Ikan Ayu dan Teh Botol

Menurut Andi, tour guide yang menemani Suara.com selama perjalanan di Iyashi No Sato Nenba, meski dikenal sebagai pecinta ikan, orang Jepang sangat jarang makan ikan air tawar. Mereka lebih memilih ikan laut dan hewan laut lainnya untuk konsumsi sehari-hari. Nah, ikan Ayu, adalah satu dari sedikit ikan air tawar yang disukai masyarakat Jepang. Mungkin karena ikan Ayu ini hidup di sungai-sungai yang airnya bersih dan mengalir.

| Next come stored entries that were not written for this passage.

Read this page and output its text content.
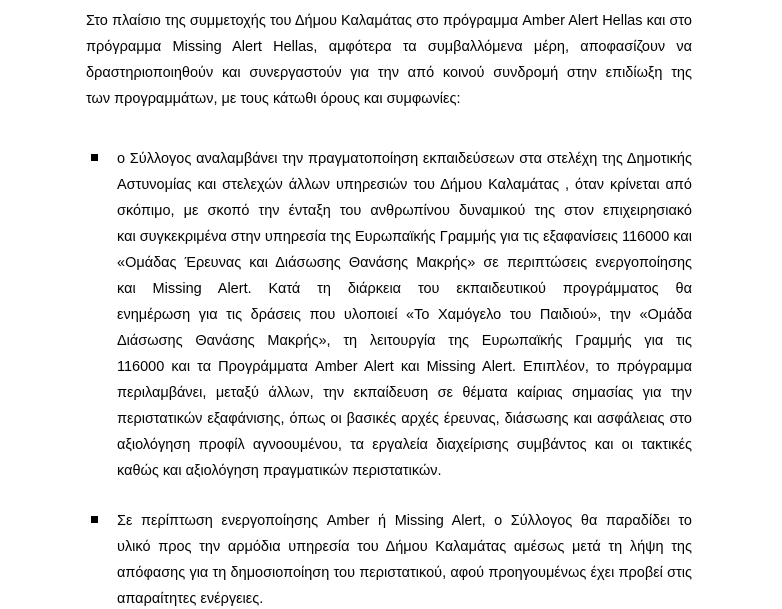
Στο πλαίσιο της συμμετοχής του Δήμου Καλαμάτας στο πρόγραμμα Amber Alert Hellas και στο
πρόγραμμα Missing Alert Hellas, αμφότερα τα συμβαλλόμενα μέρη, αποφασίζουν να
δραστηριοποιηθούν και συνεργαστούν για την από κοινού συνδρομή στην επιδίωξη της
των προγραμμάτων, με τους κάτωθι όρους και συμφωνίες:
ο Σύλλογος αναλαμβάνει την πραγματοποίηση εκπαιδεύσεων στα στελέχη της Δημοτικής
Αστυνομίας και στελεχών άλλων υπηρεσιών του Δήμου Καλαμάτας , όταν κρίνεται από
σκόπιμο, με σκοπό την ένταξη του ανθρωπίνου δυναμικού της στον επιχειρησιακό
και συγκεκριμένα στην υπηρεσία της Ευρωπαϊκής Γραμμής για τις εξαφανίσεις 116000 και
«Ομάδας Έρευνας και Διάσωσης Θανάσης Μακρής» σε περιπτώσεις ενεργοποίησης
και Missing Alert. Κατά τη διάρκεια του εκπαιδευτικού προγράμματος θα
ενημέρωση για τις δράσεις που υλοποιεί «Το Χαμόγελο του Παιδιού», την «Ομάδα
Διάσωσης Θανάσης Μακρής», τη λειτουργία της Ευρωπαϊκής Γραμμής για τις
116000 και τα Προγράμματα Amber Alert και Missing Alert. Επιπλέον, το πρόγραμμα
περιλαμβάνει, μεταξύ άλλων, την εκπαίδευση σε θέματα καίριας σημασίας για την
περιστατικών εξαφάνισης, όπως οι βασικές αρχές έρευνας, διάσωσης και ασφάλειας στο
αξιολόγηση προφίλ αγνοουμένου, τα εργαλεία διαχείρισης συμβάντος και οι τακτικές
καθώς και αξιολόγηση πραγματικών περιστατικών.
Σε περίπτωση ενεργοποίησης Amber ή Missing Alert, ο Σύλλογος θα παραδίδει το
υλικό προς την αρμόδια υπηρεσία του Δήμου Καλαμάτας αμέσως μετά τη λήψη της
απόφασης για τη δημοσιοποίηση του περιστατικού, αφού προηγουμένως έχει προβεί στις
απαραίτητες ενέργειες.
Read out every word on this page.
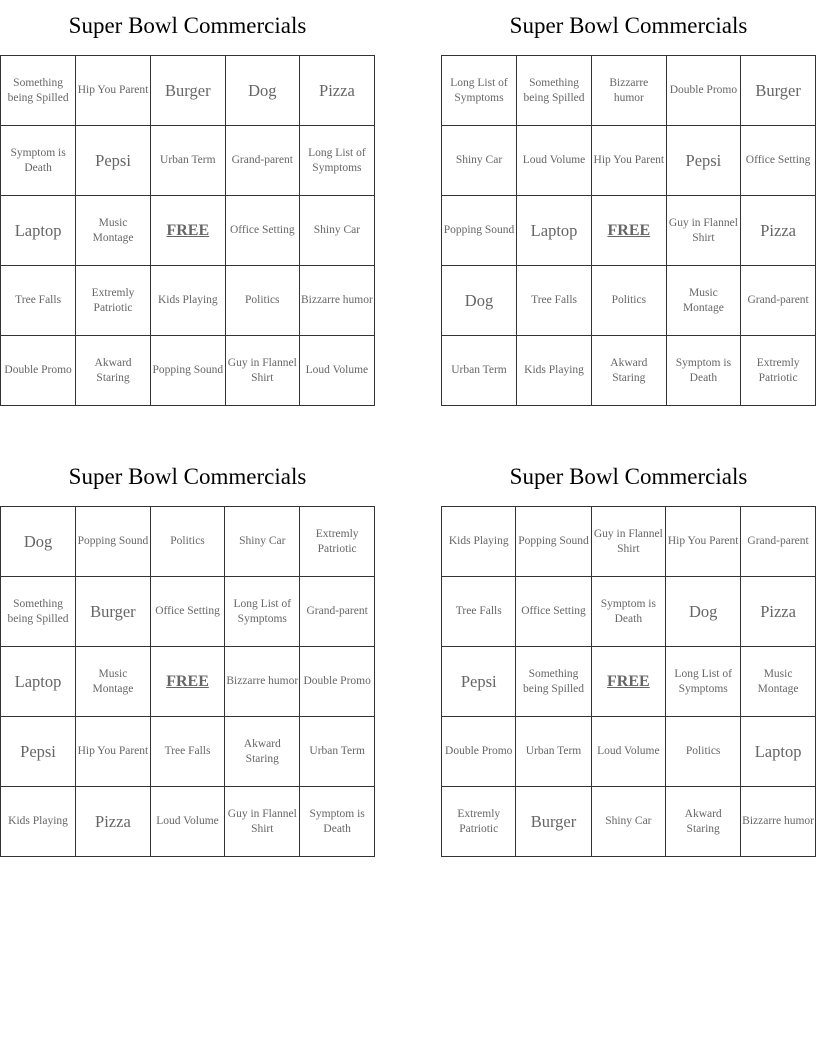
Super Bowl Commercials
Something being Spilled	Hip You Parent	Burger	Dog	Pizza
Symptom is Death	Pepsi	Urban Term	Grand-parent	Long List of Symptoms
Laptop	Music Montage	FREE	Office Setting	Shiny Car
Tree Falls	Extremly Patriotic	Kids Playing	Politics	Bizzarre humor
Double Promo	Akward Staring	Popping Sound	Guy in Flannel Shirt	Loud Volume
Super Bowl Commercials
Long List of Symptoms	Something being Spilled	Bizzarre humor	Double Promo	Burger
Shiny Car	Loud Volume	Hip You Parent	Pepsi	Office Setting
Popping Sound	Laptop	FREE	Guy in Flannel Shirt	Pizza
Dog	Tree Falls	Politics	Music Montage	Grand-parent
Urban Term	Kids Playing	Akward Staring	Symptom is Death	Extremly Patriotic
Super Bowl Commercials
Dog	Popping Sound	Politics	Shiny Car	Extremly Patriotic
Something being Spilled	Burger	Office Setting	Long List of Symptoms	Grand-parent
Laptop	Music Montage	FREE	Bizzarre humor	Double Promo
Pepsi	Hip You Parent	Tree Falls	Akward Staring	Urban Term
Kids Playing	Pizza	Loud Volume	Guy in Flannel Shirt	Symptom is Death
Super Bowl Commercials
Kids Playing	Popping Sound	Guy in Flannel Shirt	Hip You Parent	Grand-parent
Tree Falls	Office Setting	Symptom is Death	Dog	Pizza
Pepsi	Something being Spilled	FREE	Long List of Symptoms	Music Montage
Double Promo	Urban Term	Loud Volume	Politics	Laptop
Extremly Patriotic	Burger	Shiny Car	Akward Staring	Bizzarre humor
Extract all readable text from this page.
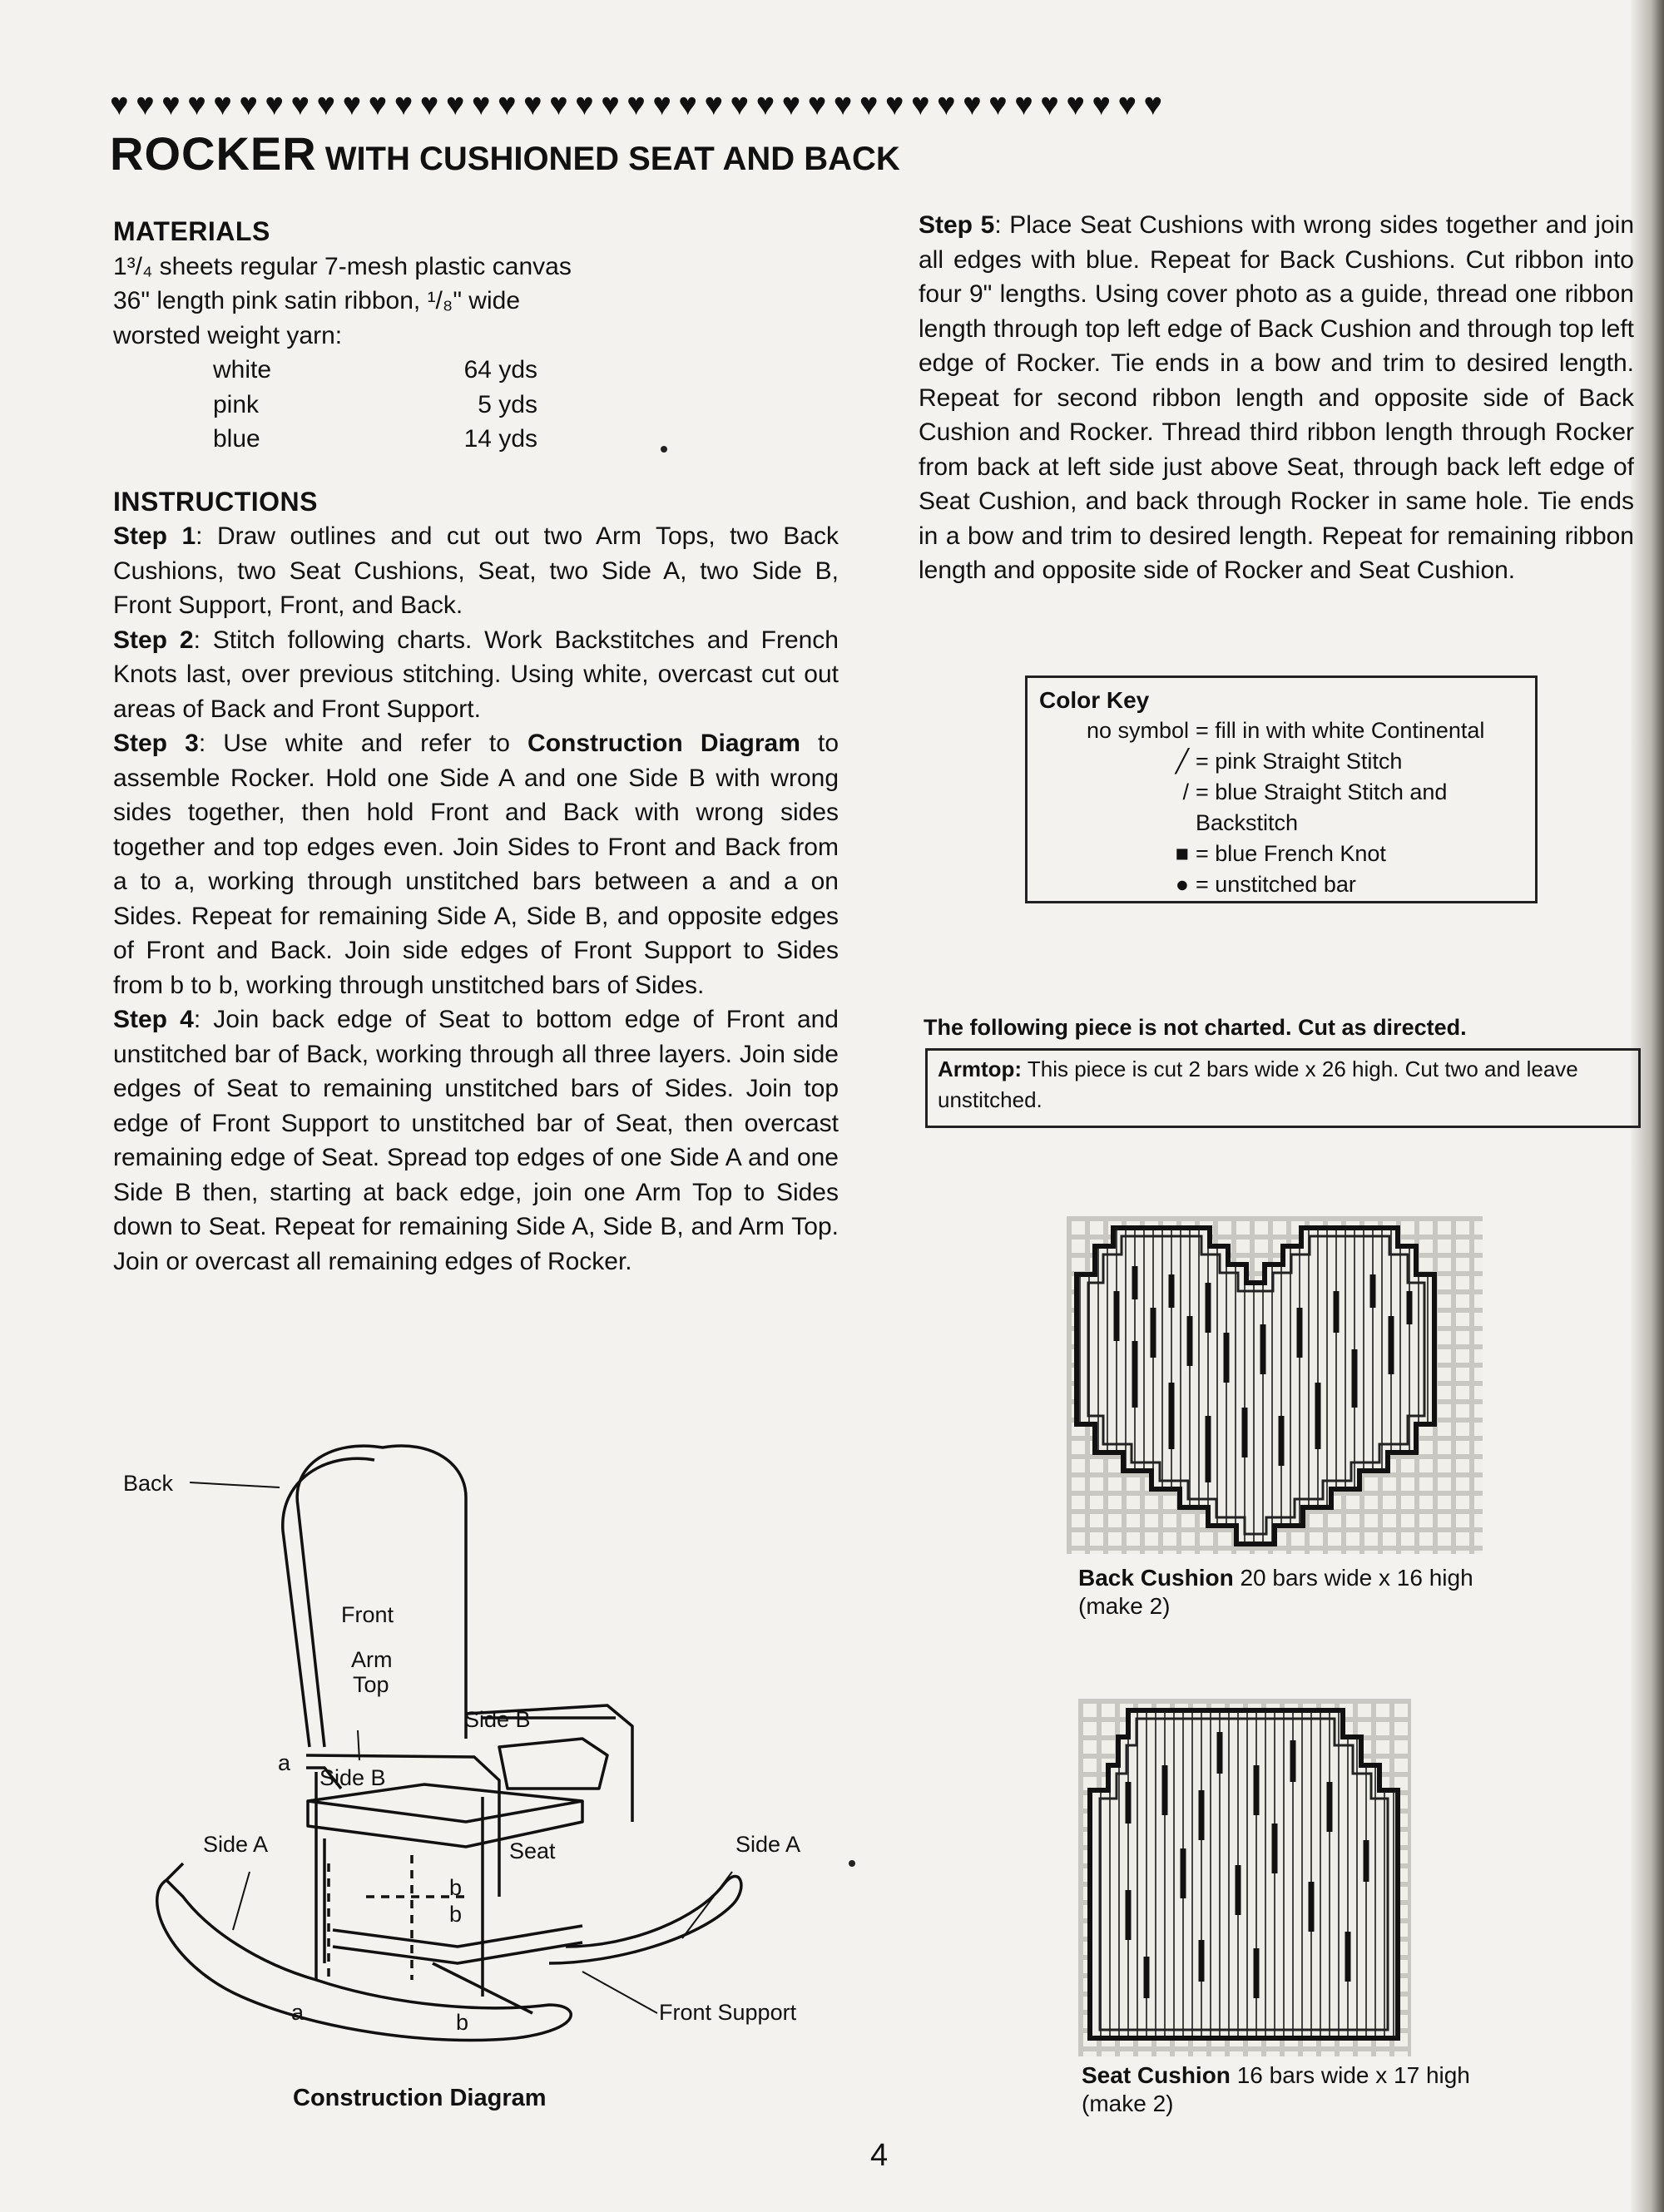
♥♥♥♥♥♥♥♥♥♥♥♥♥♥♥♥♥♥♥♥♥♥♥♥♥♥♥♥♥♥♥♥♥♥♥♥♥♥♥♥♥
ROCKER WITH CUSHIONED SEAT AND BACK

MATERIALS

1³/₄ sheets regular 7-mesh plastic canvas

36" length pink satin ribbon, ¹/₈" wide

worsted weight yarn:

white	64 yds
pink	5 yds
blue	14 yds

INSTRUCTIONS

Step 1: Draw outlines and cut out two Arm Tops, two Back Cushions, two Seat Cushions, Seat, two Side A, two Side B, Front Support, Front, and Back.

Step 2: Stitch following charts. Work Backstitches and French Knots last, over previous stitching. Using white, overcast cut out areas of Back and Front Support.

Step 3: Use white and refer to Construction Diagram to assemble Rocker. Hold one Side A and one Side B with wrong sides together, then hold Front and Back with wrong sides together and top edges even. Join Sides to Front and Back from a to a, working through unstitched bars between a and a on Sides. Repeat for remaining Side A, Side B, and opposite edges of Front and Back. Join side edges of Front Support to Sides from b to b, working through unstitched bars of Sides.

Step 4: Join back edge of Seat to bottom edge of Front and unstitched bar of Back, working through all three layers. Join side edges of Seat to remaining unstitched bars of Sides. Join top edge of Front Support to unstitched bar of Seat, then overcast remaining edge of Seat. Spread top edges of one Side A and one Side B then, starting at back edge, join one Arm Top to Sides down to Seat. Repeat for remaining Side A, Side B, and Arm Top. Join or overcast all remaining edges of Rocker.

Step 5: Place Seat Cushions with wrong sides together and join all edges with blue. Repeat for Back Cushions. Cut ribbon into four 9" lengths. Using cover photo as a guide, thread one ribbon length through top left edge of Back Cushion and through top left edge of Rocker. Tie ends in a bow and trim to desired length. Repeat for second ribbon length and opposite side of Back Cushion and Rocker. Thread third ribbon length through Rocker from back at left side just above Seat, through back left edge of Seat Cushion, and back through Rocker in same hole. Tie ends in a bow and trim to desired length. Repeat for remaining ribbon length and opposite side of Rocker and Seat Cushion.

Color Key
no symbol = fill in with white Continental
╱ = pink Straight Stitch
/ = blue Straight Stitch and Backstitch
■ = blue French Knot
● = unstitched bar
The following piece is not charted. Cut as directed.
Armtop: This piece is cut 2 bars wide x 26 high. Cut two and leave unstitched.
Back Cushion 20 bars wide x 16 high
(make 2)
Seat Cushion 16 bars wide x 17 high
(make 2)
Back
Front
Arm
Top
Side B
Side B
Side A	Side A
Seat
Front Support
a
a
b
b
b
Construction Diagram
4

Penjual Ikan Ayu di Iyashi No Sato Nenba. (Suara.com/Vania Rossa)
Penjual Ikan Ayu di Iyashi No Sato Nenba. (Suara.com/Vania Rossa)

Di Iyashi No Sato Nenba, ikan Ayu jadi salah satu kuliner setempat yang cukup laris. Ikan seukuran ikan lele kecil ini ditusuk dengan bambu, dibumbui garam, dan dibakar perlahan sampai matang hingga ke bagian dalam. Rasanya mirip ikan asap dengan paduan gurih dan asin. Nikmat, apalagi jika disantap di tengah cuaca dingin. Ikan ayu dijual dengan harga 600 Yen atau Rp 78.600.

Selain ikan Ayu, ada juga apel Nagano yang sangat manis rasanya, buah pir yang sangat renyah dan manis, serta jus anggur yang diekstraksi dari 100 persen buah anggur ungu.

Teh Botol dan Mie Sedaap Cup di antara Kuliner Lokal di Iyashi No Sato Nenba. (Suara.com/Vania Rossa)
Teh Botol dan Mie Sedaap Cup di antara Kuliner Lokal di Iyashi No Sato Nenba. (Suara.com/Vania Rossa)

Di antara deretan kuliner lokal yang dijajakan di pedagang kaki lima, Suara.com menemukan Teh Botol Sosro dan Mie Sedaap cup ikut dijajakan di sana. Teh botol kemasan botol plastik ukuran 450 ml dijual dengan harga 650 Yen atau sekitar Rp 85.000.

Tak hanya itu, di depan meja lapak para pedagang di sana, juga bisa ditemukan beberapa tulisan berbahasa Indonesia yang menerangkan tentang kuliner yang mereka jual. Tidak ada alasan khusus kenapa ada makanan/minuman asal Indonesia, atau kertas berbahasa Indonesia di sana. Mungkin, salah satunya karena fakta banyak orang Indonesia, bahkan selebriti, yang sering datang dan jatuh cinta pada keheningan yang disajikan Iyashi No Sato Nenba.